Here are the patient education articles that are relevant to this topic. We encourage you to print or e-mail these topics to your patients. (You can also locate patient education articles on a variety of subjects by searching on "patient info" and the keyword(s) of interest.)
●Beyond the Basics topics (see "Patient education: Preeclampsia (Beyond the Basics)")
SUMMARY AND RECOMMENDATIONS
●Low-dose aspirin (preferred approach) – Low-dose aspirin is the only drug for which there is convincing evidence of benefit in reducing the risk of preeclampsia. (See 'Low-dose aspirin' above.)
•Candidates
-For women at high-risk of developing preeclampsia, we suggest low-dose aspirin prophylaxis (Grade 2B). At least a modest (≥10 percent) reduction in the incidence of preeclampsia and its sequelae (growth restriction, preterm birth) is possible. We base our selection of high-risk women on United States Preventive Services Task Force criteria. (See 'Selecting high risk women for prophylaxis' above and 'Other considerations' above.)

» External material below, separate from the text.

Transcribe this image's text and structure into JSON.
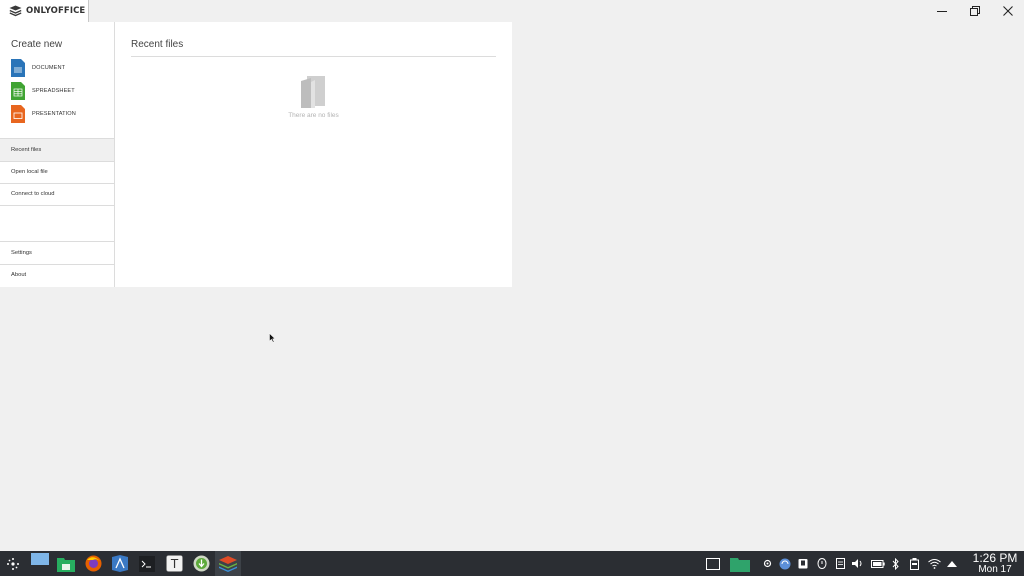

-For women at low risk of developing preeclampsia (eg, healthy nulliparous women), we recommend avoiding low-dose aspirin prophylaxis (Grade 1B). Pregnancy outcomes such as birth weight, fetal growth restriction, and length of gestation are similar to those in untreated women. (See 'Selecting high risk women for prophylaxis' above.)

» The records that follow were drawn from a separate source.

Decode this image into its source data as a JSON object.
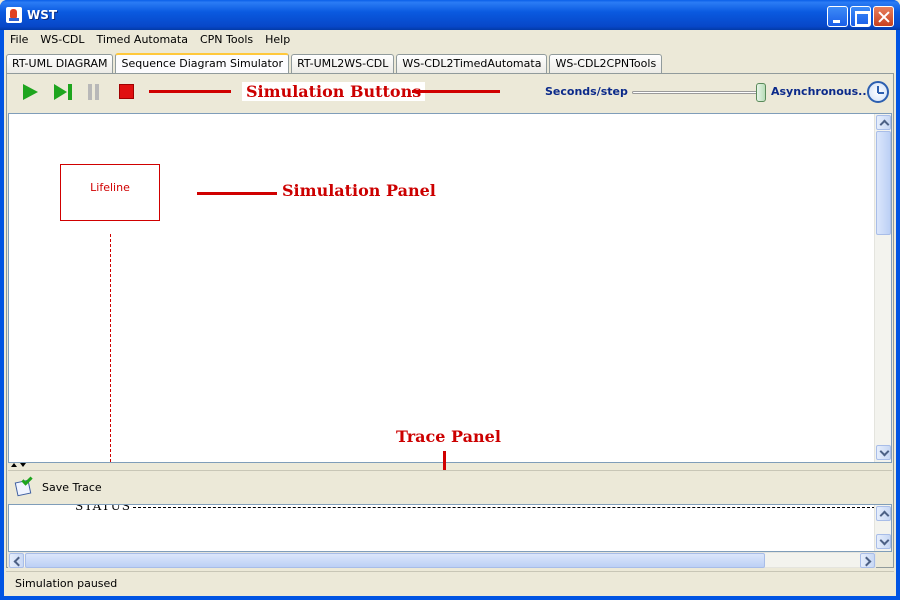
{
  "window": {
    "title": "WST"
  },
  "menu": [
    "File",
    "WS-CDL",
    "Timed Automata",
    "CPN Tools",
    "Help"
  ],
  "tabs": [
    {
      "label": "RT-UML DIAGRAM",
      "active": false
    },
    {
      "label": "Sequence Diagram Simulator",
      "active": true
    },
    {
      "label": "RT-UML2WS-CDL",
      "active": false
    },
    {
      "label": "WS-CDL2TimedAutomata",
      "active": false
    },
    {
      "label": "WS-CDL2CPNTools",
      "active": false
    }
  ],
  "toolbar": {
    "speed_label": "Seconds/step",
    "mode_label": "Asynchronous...",
    "speed_slider_fraction": 1.0
  },
  "annotations": {
    "simulation_buttons": "Simulation Buttons",
    "simulation_panel": "Simulation Panel",
    "trace_panel": "Trace Panel"
  },
  "simulation": {
    "lifeline_label": "Lifeline"
  },
  "trace": {
    "save_label": "Save Trace",
    "text": "STATUS"
  },
  "status": {
    "text": "Simulation paused"
  },
  "colors": {
    "annotation": "#cc0000",
    "label_blue": "#0b2a8a",
    "play_green": "#1ea51e",
    "stop_red": "#e01010"
  },
  "icons": [
    "play-icon",
    "step-icon",
    "pause-icon",
    "stop-icon",
    "clock-icon",
    "save-trace-icon"
  ]
}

•Administration and dose – We use aspirin 81 mg daily for prevention of preeclampsia in women at high risk. Emerging evidence suggests a benefit of doses of 100 to 150 mg, and possibly 162 mg. (See 'Dose' above.)
We begin aspirin in the 12th or 13th week of gestation and ideally prior to 16 weeks of gestation. We continue aspirin until delivery; some have suggested discontinuation at 36 weeks or 5 to 10 days prior to delivery to theoretically to diminish the risk of bleeding during delivery. (See 'Timing of initiation' above and 'Safety' above.)
If aspirin is not initiated at the end of the first trimester, initiation after 16 weeks (but before symptoms develop) may also be effective. (See 'Timing of initiation' above.)
●Other approaches
•Calcium – In populations with low calcium intake, the World Health Organization recommends 1500 to 2000 mg elemental calcium supplementation per day for pregnant women to reduce the risk of preeclampsia, particularly those at higher risk of developing hypertension. For healthy women in the United States, we agree with the recommended daily allowance for elemental calcium advised in the United States: 1000 mg/day in pregnant and lactating women 19 to 50 years of age (1300 mg for girls 14 to 18 years old). We suggest not prescribing a higher intake via diet and/or supplements for women at high risk of developing preeclampsia (Grade 2C). (See 'Calcium supplementation' above.)
•Preconception weight loss – Preconception weight loss can reduce the risk of developing preeclampsia. Weight loss in overweight and obese women is recommended for a variety of reproductive, pregnancy, and health benefits. (See 'Weight loss' above.)
•Low molecular weight heparin – Available data do not conclusively support use of low molecular weight heparin prophylaxis in addition to low-dose aspirin to reduce the risk of preeclampsia or its sequelae, although these data are not definitive, and there are methodologic concerns with the published trials. (See 'Anticoagulation' above.)